ACROSS the RIVER and INTO the TREES by ERNEST HEMINGWAY

“No, Supreme Commander.”

“Do you think we should give a homage to the Honor­able Pacciardi?”

“As you wish.”

“Let’s defer it,” the Colonel said. He thought a mo­ment, and signalled for another dry Martini.

“Do you think we might organize a homage and mani­festation in some historic place such as San Marco or the old church at Torcello in favor of our Great Patron, Brusadelli, the Revered One?”

“I doubt if the religious authorities would permit it at this moment.”

“Then let us abandon all ideas of public manifestations for this winter, and work within our cadres, for the good of the Order.”

“I think that is soundest,” the Gran Maestro said. “We will re-group.”

“And how are you, yourself?”

“Awful,” the Gran Maestro said. “I have low blood pressure, ulcers, and I owe money.”

“Are you happy?”

“All the time,” the Gran Maestro said. “I like my work very much, and I meet extraordinary and interesting characters, also many Belgians. They are what we have instead of the locusts this year. Formerly we had the Germans. What was it Caesar said, ‘And the bravest of these are the Belgians.’ But not the best dressed. Do you agree?”

“I’ve seen them quite well costumed in Brussels,” the Colonel said. “A well fed, gay capital. Win, lose, or draw. I have never seen them fight though everyone tells me that they do.”

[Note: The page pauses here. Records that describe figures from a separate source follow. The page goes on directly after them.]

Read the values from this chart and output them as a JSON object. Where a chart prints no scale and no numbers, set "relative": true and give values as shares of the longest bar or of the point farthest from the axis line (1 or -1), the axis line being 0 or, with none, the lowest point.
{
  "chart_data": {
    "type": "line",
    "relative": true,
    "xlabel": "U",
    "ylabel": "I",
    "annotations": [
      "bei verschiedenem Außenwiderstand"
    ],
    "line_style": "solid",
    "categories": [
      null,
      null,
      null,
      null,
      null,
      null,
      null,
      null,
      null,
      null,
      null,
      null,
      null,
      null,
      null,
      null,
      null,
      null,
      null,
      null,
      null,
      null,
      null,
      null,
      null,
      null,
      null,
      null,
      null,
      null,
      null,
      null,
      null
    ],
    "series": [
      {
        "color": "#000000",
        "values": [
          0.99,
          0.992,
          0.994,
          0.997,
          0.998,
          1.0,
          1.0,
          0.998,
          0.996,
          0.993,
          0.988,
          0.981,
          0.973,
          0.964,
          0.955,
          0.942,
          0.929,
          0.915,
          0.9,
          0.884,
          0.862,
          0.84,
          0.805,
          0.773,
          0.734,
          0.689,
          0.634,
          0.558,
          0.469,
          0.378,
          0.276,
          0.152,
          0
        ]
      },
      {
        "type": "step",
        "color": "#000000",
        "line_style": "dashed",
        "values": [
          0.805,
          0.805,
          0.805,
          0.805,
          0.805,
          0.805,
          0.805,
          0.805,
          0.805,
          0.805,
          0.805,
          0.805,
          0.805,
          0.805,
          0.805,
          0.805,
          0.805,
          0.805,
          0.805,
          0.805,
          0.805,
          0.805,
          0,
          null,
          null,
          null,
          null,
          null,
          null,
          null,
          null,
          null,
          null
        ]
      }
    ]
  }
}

“We should have fought in Flanders in the old days.”

“We were not born in the old days,” the Colonel said. “So we automatically could not have fought then.”

“I wish we could have fought with the Condottieri when all you had to do was out-think them and they conceded. You could think and I would convey your orders.”

“We’d have to take a few towns for them to respect our thinking.”

“We would sack them if they defended them,” the Gran Maestro said. “What towns would you take?”

“Not this one,” the Colonel said. “I’d take Vicenza, Bergamo and Verona. Not necessarily in that order.”

“You’d have to take two more.”

“I know,” the Colonel said. He was a general now again, and he was happy. “I figured that I’d by-pass Brescia. It could fall of its own weight.”

“And how are you, Supreme Commander?” the Gran Maestro said, for this taking of towns had pulled him out of his depth.

He was at home in his small house in Treviso, close to the fast flowing river under the old walls. The weeds waved in the current and the fish hung in the shelter of the weeds and rose to insects that touched the water in the dusk. He was at home, too, in all operations that did not involve more than a company, and understood them as clearly as he understood the proper serving of a small dining room; or a large dining room.

But when the Colonel became a general officer again, as he had once been, and thought in terms that were as far beyond him as calculus is distant from a man who has only the knowledge of arithmetic, then he was not at home, and their contact was strained, and he wished the Colonel would return to things they both knew to­gether when they were a lieutenant and a sergeant.

“What would you do about Mantova?” the Colonel asked.

“I do not know, my Colonel. I do not know whom you are fighting, nor what forces they have, nor what forces are at your disposal.”

“I thought you said we were Condottieri. Based on this town or on Padova.”

“My Colonel,” the Gran Maestro said, and he had diminished in no way, “I know nothing, truly, about Condottieri. Nor really how they fought then. I only said I would like to fight under you in such times.”

“There aren’t any such times any more,” the Colonel said and the spell was broken.

What the hell, maybe there never was any spell, the Colonel thought. The hell with you, he said to himself. Cut it out and be a human being when you’re half a hundred years old.

“Have another Carpano,” he said to the Gran Maestro.

“My Colonel, you will allow me to refuse because of the ulcers?”